O termo "visitáveis", empregue por Barthes aquando da escrita do seu livro, é lisonjeiro quando comparado com a situação a que assistimos actualmente. A lógica do marketing territorial dita que, através de práticas publicitárias, se simplifiquem as cidades e as paisagens de uma determinada geografia, transformando-as em rótulos comerciais — lugares enquanto imagens de marca. Como explica o geógrafo catalão Oriol Nel·lo na obra A cidade em Movimento (publicada em Portugal pela Tigre de Papel), ao simplificarmos o carácter heterogéneo das cidades, com vista à sua promoção, estamos a privilegiar uma relação com a cidade enquanto consumidores, ao invés de nos relacionarmos com os espaços urbanos enquanto cidadãos.

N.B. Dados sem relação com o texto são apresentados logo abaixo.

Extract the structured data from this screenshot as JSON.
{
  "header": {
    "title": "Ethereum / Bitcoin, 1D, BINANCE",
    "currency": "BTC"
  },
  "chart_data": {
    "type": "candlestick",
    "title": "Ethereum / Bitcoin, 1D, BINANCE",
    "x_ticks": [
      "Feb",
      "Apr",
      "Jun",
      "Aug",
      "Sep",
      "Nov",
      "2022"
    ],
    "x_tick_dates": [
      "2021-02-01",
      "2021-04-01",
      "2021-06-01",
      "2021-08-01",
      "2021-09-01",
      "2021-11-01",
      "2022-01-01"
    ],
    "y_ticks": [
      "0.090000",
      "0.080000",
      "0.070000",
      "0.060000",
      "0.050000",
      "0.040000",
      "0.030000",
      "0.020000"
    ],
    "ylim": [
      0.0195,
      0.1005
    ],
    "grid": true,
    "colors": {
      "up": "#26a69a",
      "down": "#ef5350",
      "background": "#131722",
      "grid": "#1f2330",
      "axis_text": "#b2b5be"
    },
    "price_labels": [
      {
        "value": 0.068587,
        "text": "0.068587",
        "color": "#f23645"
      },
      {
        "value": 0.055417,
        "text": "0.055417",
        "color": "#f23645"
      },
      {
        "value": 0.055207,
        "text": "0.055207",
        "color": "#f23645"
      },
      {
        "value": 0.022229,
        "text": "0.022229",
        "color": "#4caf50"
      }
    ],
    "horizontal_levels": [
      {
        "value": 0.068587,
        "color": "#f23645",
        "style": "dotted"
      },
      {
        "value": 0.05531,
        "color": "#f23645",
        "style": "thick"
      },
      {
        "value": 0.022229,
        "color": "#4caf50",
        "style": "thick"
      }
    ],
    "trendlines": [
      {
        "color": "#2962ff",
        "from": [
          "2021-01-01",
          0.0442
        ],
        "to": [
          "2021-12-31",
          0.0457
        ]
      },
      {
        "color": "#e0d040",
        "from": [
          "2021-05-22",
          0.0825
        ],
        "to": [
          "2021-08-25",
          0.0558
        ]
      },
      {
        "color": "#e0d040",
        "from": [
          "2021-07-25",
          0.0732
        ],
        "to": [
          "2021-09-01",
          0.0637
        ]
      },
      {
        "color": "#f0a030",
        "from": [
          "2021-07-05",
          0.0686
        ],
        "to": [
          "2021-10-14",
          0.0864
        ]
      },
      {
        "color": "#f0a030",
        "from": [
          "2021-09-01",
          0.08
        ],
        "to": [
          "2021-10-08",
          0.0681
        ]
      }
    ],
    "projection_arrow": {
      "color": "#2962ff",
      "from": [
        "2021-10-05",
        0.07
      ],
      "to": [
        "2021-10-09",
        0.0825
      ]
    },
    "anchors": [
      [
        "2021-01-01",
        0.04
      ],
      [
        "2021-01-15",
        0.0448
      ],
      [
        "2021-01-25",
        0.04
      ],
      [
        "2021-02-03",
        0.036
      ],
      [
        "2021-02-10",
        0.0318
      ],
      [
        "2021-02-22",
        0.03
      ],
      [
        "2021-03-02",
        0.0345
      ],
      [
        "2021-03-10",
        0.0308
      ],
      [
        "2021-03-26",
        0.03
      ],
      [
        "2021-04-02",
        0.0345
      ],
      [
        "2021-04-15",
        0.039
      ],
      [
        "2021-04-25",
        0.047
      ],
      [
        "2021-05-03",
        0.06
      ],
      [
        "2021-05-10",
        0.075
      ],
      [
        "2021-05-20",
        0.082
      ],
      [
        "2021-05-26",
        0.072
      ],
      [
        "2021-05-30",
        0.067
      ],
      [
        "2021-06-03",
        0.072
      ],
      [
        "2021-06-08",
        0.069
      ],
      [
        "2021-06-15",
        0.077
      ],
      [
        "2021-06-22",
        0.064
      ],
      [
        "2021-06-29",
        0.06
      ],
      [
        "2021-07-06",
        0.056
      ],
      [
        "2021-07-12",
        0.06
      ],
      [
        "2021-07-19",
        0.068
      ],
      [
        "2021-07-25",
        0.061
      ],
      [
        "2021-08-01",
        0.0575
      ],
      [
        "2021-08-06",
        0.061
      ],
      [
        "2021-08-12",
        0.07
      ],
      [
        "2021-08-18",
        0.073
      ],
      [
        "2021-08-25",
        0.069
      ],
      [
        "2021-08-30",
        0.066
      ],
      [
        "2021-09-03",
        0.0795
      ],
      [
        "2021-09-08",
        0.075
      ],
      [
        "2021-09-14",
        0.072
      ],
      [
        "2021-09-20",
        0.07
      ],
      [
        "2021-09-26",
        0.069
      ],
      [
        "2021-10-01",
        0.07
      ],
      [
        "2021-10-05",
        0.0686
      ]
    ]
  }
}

Esta relação comercial estende-se às nossas rotinas enquanto habitantes ou turistas de uma cidade. Torna-nos indiferentes perante as suas paisagens. Visitamo-las através das potentes câmaras dos telemóveis, atravessamos praças, ruas e ruelas com o olhar nos ecrãs, e, quando cansados, pousamos numa esplanada com Wi-Fi, prontos a descarregar as fotografias nas redes sociais. A nossa capacidade de nos relacionarmos com o espaço público tornou-se inversamente proporcional à crescente comercialização dos territórios, e a dificuldade em arrendar ou comprar casa na maioria dos centros urbanos é também um sinal desta simbiose quebrada entre o indivíduo e a cidade.

Nos últimos dias o alerta soou em Barcelona. Pioneira em questões de urbanismo e com uma população empenhada na constituição de movimentos sociais urbanos, os seus cidadãos procuram, de forma continuada e consistente, condicionar as decisões administrativas e políticas, muitas vezes contrárias aos interesses comuns de quem habita a cidade, batalhando por melhores condições de habitação, melhores espaços e serviços públicos, e uma maior consciencialização com o ambiente. Quando a acção colectiva de uma cidade com este historial cívico e participativo se manifesta, empunhando cartazes que afirmam que a cidade não está à venda, significa que estamos próximos do limite.

O livro de Roland Barthes é uma obra canónica, e ainda assim peculiar. Parece ser um ensaio sobre fotografia, mas é na verdade um livro sobre a dor e a memória. Este texto também versa sobre essa angústia e melancolia — a dor e a memória das cidades, que outrora construídas para habitar, são hoje cidades para visitar.